Pour paraphraser Audiard, on pourrait dire que le Tea Party c’est un peu comme la Vierge Marie : s’ils ne se manifestent pas de temps en temps, le doute s’installe…
Hier, le Tea Party est “monté” à Washington. Une manifestation d’ampleur modeste (un millier de personnes), mais un avertissement sans frais pour les Républicains du Congrès. Car si le rôle du Tea Party a été déterminant pour les Républicains lors des élections de mi-mandat de novembre dernier, cela ne n’est pas traduit pour ce mouvement par de significatives victoires législatives.
Pour gagner le soutien de ce puissant mouvement de base, les Républicains s’étaient engagés, s’ils étaient élus, à réduire de 100 milliards de $ le déficit du procain budget (2011/2012). Ils ont été largement élus à la Chambre des Représentants, ont gagné en importance au Sénat… Mais les engagements électoraux semblent, chez certains d’entre eux, avoir été oubliés puisque, dans le débat budgétaire en cours, les Républicains ont rabaissé ce montant à 61 milliards de $ et même, après des tractations avec les Démocrates, seraient disposés à un compromis autour de 30 milliards de $.
Cela ne convient évidemment pas du tout au Tea Party qui est venu le leur dire hier et leur rappeler, comme on pouvait le lire sur l’une de leurs banderoles : « Souvenez-vous de vos promesses. Nous, nous en souvenons ».

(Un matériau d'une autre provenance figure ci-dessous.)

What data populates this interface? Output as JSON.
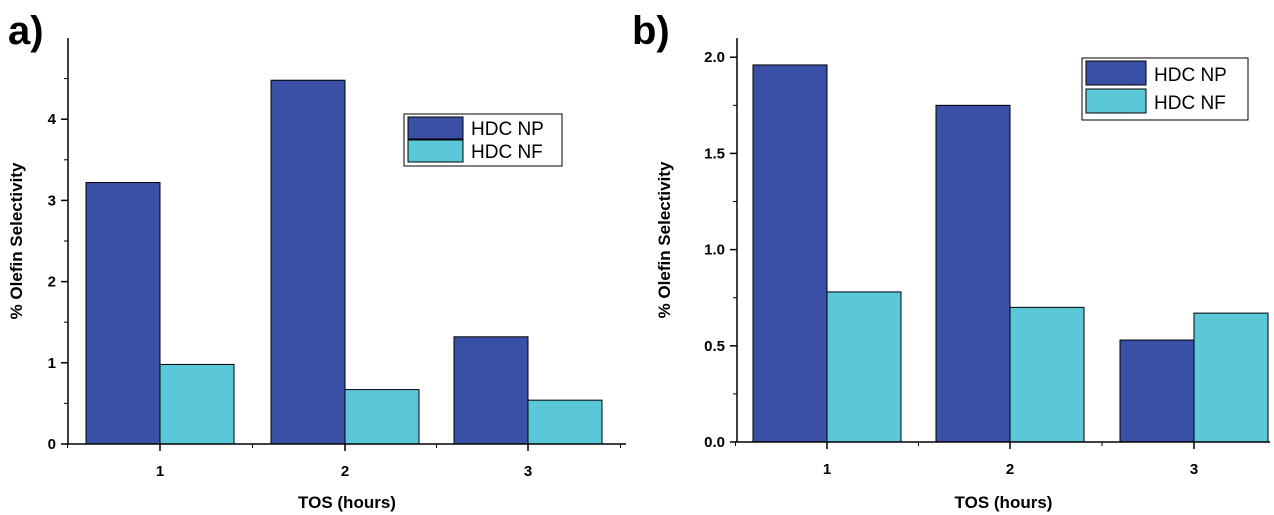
{
  "figure": {
    "panels": [
      "a)",
      "b)"
    ]
  },
  "chart_data": [
    {
      "type": "bar",
      "panel_label": "a)",
      "title": "",
      "xlabel": "TOS (hours)",
      "ylabel": "% Olefin Selectivity",
      "categories": [
        "1",
        "2",
        "3"
      ],
      "ylim": [
        0,
        5
      ],
      "yticks": [
        "0",
        "1",
        "2",
        "3",
        "4"
      ],
      "yticks_values": [
        0,
        1,
        2,
        3,
        4
      ],
      "grid": false,
      "legend": "upper-right",
      "series": [
        {
          "name": "HDC NP",
          "color": "#3a4fa6",
          "values": [
            3.22,
            4.48,
            1.32
          ]
        },
        {
          "name": "HDC NF",
          "color": "#5bc8d9",
          "values": [
            0.98,
            0.67,
            0.54
          ]
        }
      ]
    },
    {
      "type": "bar",
      "panel_label": "b)",
      "title": "",
      "xlabel": "TOS (hours)",
      "ylabel": "% Olefin Selectivity",
      "categories": [
        "1",
        "2",
        "3"
      ],
      "ylim": [
        0,
        2.1
      ],
      "yticks": [
        "0.0",
        "0.5",
        "1.0",
        "1.5",
        "2.0"
      ],
      "yticks_values": [
        0,
        0.5,
        1.0,
        1.5,
        2.0
      ],
      "grid": false,
      "legend": "top-right",
      "series": [
        {
          "name": "HDC NP",
          "color": "#3a4fa6",
          "values": [
            1.96,
            1.75,
            0.53
          ]
        },
        {
          "name": "HDC NF",
          "color": "#5bc8d9",
          "values": [
            0.78,
            0.7,
            0.67
          ]
        }
      ]
    }
  ]
}
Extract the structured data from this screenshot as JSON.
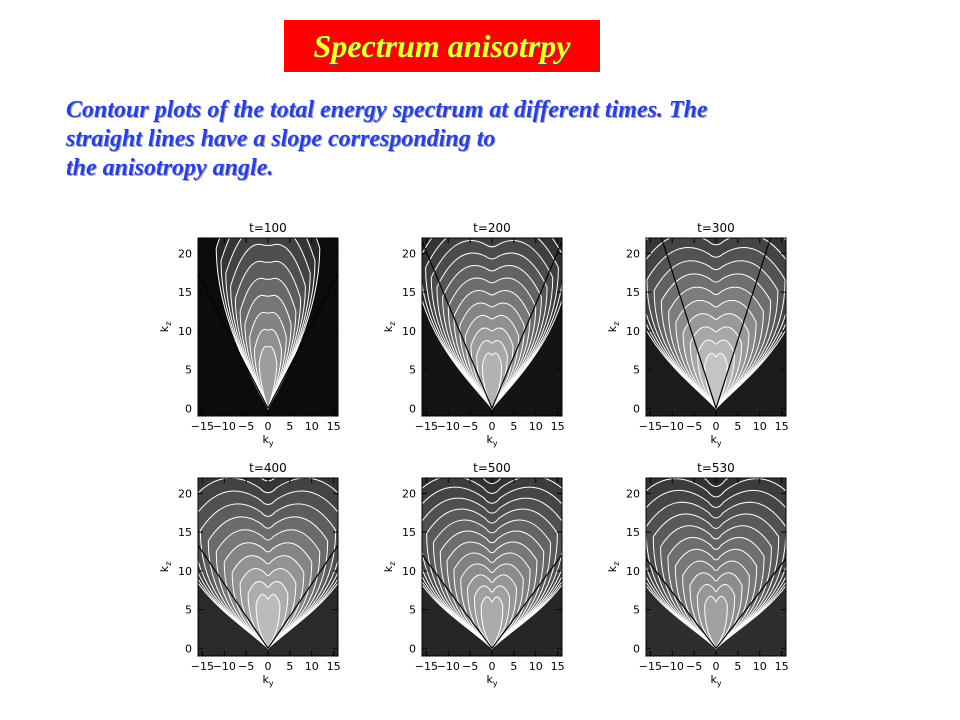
{
  "slide": {
    "title": "Spectrum anisotrpy",
    "caption_lines": [
      "Contour plots of the total energy spectrum at different times. The",
      "straight lines have a slope corresponding to",
      "the anisotropy angle."
    ]
  },
  "colors": {
    "title_bg": "#ff0000",
    "title_text": "#ffff33",
    "caption_text": "#2c3fd6"
  },
  "panels": [
    {
      "time_label": "t=100",
      "xlabel": "k",
      "xlabel_sub": "y",
      "ylabel": "k",
      "ylabel_sub": "z"
    },
    {
      "time_label": "t=200",
      "xlabel": "k",
      "xlabel_sub": "y",
      "ylabel": "k",
      "ylabel_sub": "z"
    },
    {
      "time_label": "t=300",
      "xlabel": "k",
      "xlabel_sub": "y",
      "ylabel": "k",
      "ylabel_sub": "z"
    },
    {
      "time_label": "t=400",
      "xlabel": "k",
      "xlabel_sub": "y",
      "ylabel": "k",
      "ylabel_sub": "z"
    },
    {
      "time_label": "t=500",
      "xlabel": "k",
      "xlabel_sub": "y",
      "ylabel": "k",
      "ylabel_sub": "z"
    },
    {
      "time_label": "t=530",
      "xlabel": "k",
      "xlabel_sub": "y",
      "ylabel": "k",
      "ylabel_sub": "z"
    }
  ],
  "axes": {
    "x_ticks": [
      "−15",
      "−10",
      "−5",
      "0",
      "5",
      "10",
      "15"
    ],
    "x_values": [
      -15,
      -10,
      -5,
      0,
      5,
      10,
      15
    ],
    "y_ticks": [
      "0",
      "5",
      "10",
      "15",
      "20"
    ],
    "y_values": [
      0,
      5,
      10,
      15,
      20
    ],
    "xlim": [
      -16,
      16
    ],
    "ylim": [
      -1,
      22
    ]
  }
}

Le député Républicain de l’Ohio et président de la Chambre des Représentants – c’est-à-dire, en passant, le troisième personnage de l’État –, John Boehner, saluait chaleureusement le matin une manifestation du Tea Party qui le houspillait l’après-midi… Boehner se trouve, il est vrai, dans une situation inconfortable, tiraillé qu’il est entre les exigences des nouveaux élus de son parti, très attentifs au Tea Party et pour beaucoup d’entre eux franchement sur leurs principes, et les appels au compromis et au “sens de l’État” que les Démocrates ne cessent de lui adresser, avec le “conseil amical” de fermer ses oreilles aux « extrémistes » du Tea Party. Cette diabolisation du Tea Party et le fait de le qualifier sans relâche « d’extrémiste » est un principe et un vocabulaire arrêté (officieusement) par le groupe Démocrate du Sénat dont le chef de la majorité, le sénateur Harry Reid du Navada, n’a pas craint de déclarer hier « que le pays ne se souciait guère du Tea Party ». Ce recours à la méthode Coué de la part des Démocrates, emportera-t-elle l’adhésion d’une majorité de Républicains ? On devrait tout prochainement le voir si la majorité Républicaine de la Chambre accepte de voter le financement du gouvernement ou de laisser ce dernier sans moyens, l’obligeant ainsi à cesser ses activités – en tout cas, un grand nombre d’entre elles. Certains Républicains – soutenus en cela par le Tea Party – poussent à cette extrémité (qui n’est pas « extrémiste » !) si les 100 millions de $ d’économies budgétaires ne sont pas acceptées par les Démocrates. Pour l’heure, c’est le blocage puisque les Démocrates du Sénat harcèlent les Républicains de la Chambre sur les réductions budgétaires, sans avoir eux-mêmes commencé à travailler sur leur version de la loi budgétaire… Priver le gouvernement de l’argent nécessaire à son fonctionnement, renforcera-t-il électoralement l’exécutif (comme ce fut le cas lors du précédent de 1995), c’est-à-dire Obama (en petite santé selon les derniers sondages), ou bien, au contraire, cela obligera-t-il les Démocrates à plier devant les exigences budgétaires des Républicains ? C’est tout l’enjeu du problème et on peut comprendre que Boehner soit hésitant sur le parti à prendre. Le Tea Party est venu à Washington pour lui indiquer celui qu’il estime qu’il doit prendre et auquel, d’ailleurs, il s’était engagé au nom de son parti.